Web: https://arxiv.org/abs/2009.13551
Tags: Error-correcting-codes, Higher-dimensional
In this paper, Haah proves that any topological system in which ground states on locally indistinguishable on disjoint unions of balls will have an upper bound on the growth of its groundspace dimension. He introduces the term "homogenous topological order" to refer to system in which for every operator acting on the ground space (that is, which commutes with the ground space projector) there is another operator which acts on the ground space the same way as the original operator but is localized on the compliment of finitely many pre-decided balls. He then shows that the logarithm of the group space dimension for homogenous topological systems grows at most like L^(d-2) where d is dimension.

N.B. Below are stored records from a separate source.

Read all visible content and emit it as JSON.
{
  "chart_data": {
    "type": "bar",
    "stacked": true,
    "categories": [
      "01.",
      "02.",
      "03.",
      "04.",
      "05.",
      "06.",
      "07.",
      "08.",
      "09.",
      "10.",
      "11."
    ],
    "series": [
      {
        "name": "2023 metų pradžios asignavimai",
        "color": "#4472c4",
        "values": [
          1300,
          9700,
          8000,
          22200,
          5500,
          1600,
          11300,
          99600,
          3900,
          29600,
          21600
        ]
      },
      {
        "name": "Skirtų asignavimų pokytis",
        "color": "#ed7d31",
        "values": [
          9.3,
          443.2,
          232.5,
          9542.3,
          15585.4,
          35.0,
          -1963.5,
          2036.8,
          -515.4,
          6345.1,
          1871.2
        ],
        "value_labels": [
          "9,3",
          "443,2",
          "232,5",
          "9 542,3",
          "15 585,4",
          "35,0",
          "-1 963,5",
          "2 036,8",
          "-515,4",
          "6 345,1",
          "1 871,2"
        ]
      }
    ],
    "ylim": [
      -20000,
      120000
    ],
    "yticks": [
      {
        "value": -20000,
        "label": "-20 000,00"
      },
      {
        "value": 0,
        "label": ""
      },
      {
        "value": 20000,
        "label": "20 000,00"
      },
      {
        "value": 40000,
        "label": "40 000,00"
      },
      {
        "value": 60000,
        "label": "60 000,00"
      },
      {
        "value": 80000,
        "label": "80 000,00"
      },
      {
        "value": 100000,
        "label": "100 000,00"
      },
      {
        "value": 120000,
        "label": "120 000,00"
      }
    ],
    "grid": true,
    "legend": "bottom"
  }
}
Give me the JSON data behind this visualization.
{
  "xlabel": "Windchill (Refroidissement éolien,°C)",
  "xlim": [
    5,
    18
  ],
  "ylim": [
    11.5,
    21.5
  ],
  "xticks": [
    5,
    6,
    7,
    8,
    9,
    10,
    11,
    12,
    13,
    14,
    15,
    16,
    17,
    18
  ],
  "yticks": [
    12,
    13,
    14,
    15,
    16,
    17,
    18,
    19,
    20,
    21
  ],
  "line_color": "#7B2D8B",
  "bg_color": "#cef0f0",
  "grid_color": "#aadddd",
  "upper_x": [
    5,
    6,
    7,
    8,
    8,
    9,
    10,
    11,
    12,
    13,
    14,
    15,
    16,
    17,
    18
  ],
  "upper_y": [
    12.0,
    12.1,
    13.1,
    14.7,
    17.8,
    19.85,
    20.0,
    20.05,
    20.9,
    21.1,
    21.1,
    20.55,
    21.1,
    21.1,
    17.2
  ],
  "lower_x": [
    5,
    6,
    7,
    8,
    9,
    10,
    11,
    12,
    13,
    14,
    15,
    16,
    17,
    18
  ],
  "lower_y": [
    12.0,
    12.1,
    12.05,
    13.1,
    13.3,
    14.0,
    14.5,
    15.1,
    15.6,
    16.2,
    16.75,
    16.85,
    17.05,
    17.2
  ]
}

The point is this paper is that fractons are homogenous topological order. In general, any frustration free, commuting, Pauli, Hamiltonian such that any Pauli operator which commutes with the Hamiltonian can be expresses as a produced of Hamiltonian terms will neccecarily be homogenous topological order. Fractons have all of these properties - at least, our known models of them do.
The main theorem is nice. Extensive degeneracy is a hallmark of fracton systems, so it's good to get a better grasp on the nature of this degeneracy. Seeing as the degeneracy for two-dimensional systems is O(1), this result can summarized in the d=2 special case a "there are no fractons in two dimensions".
A nice additional aspect of this paper is that the proof goes through for system with approximate homogenous topological order, as is shown in the last section.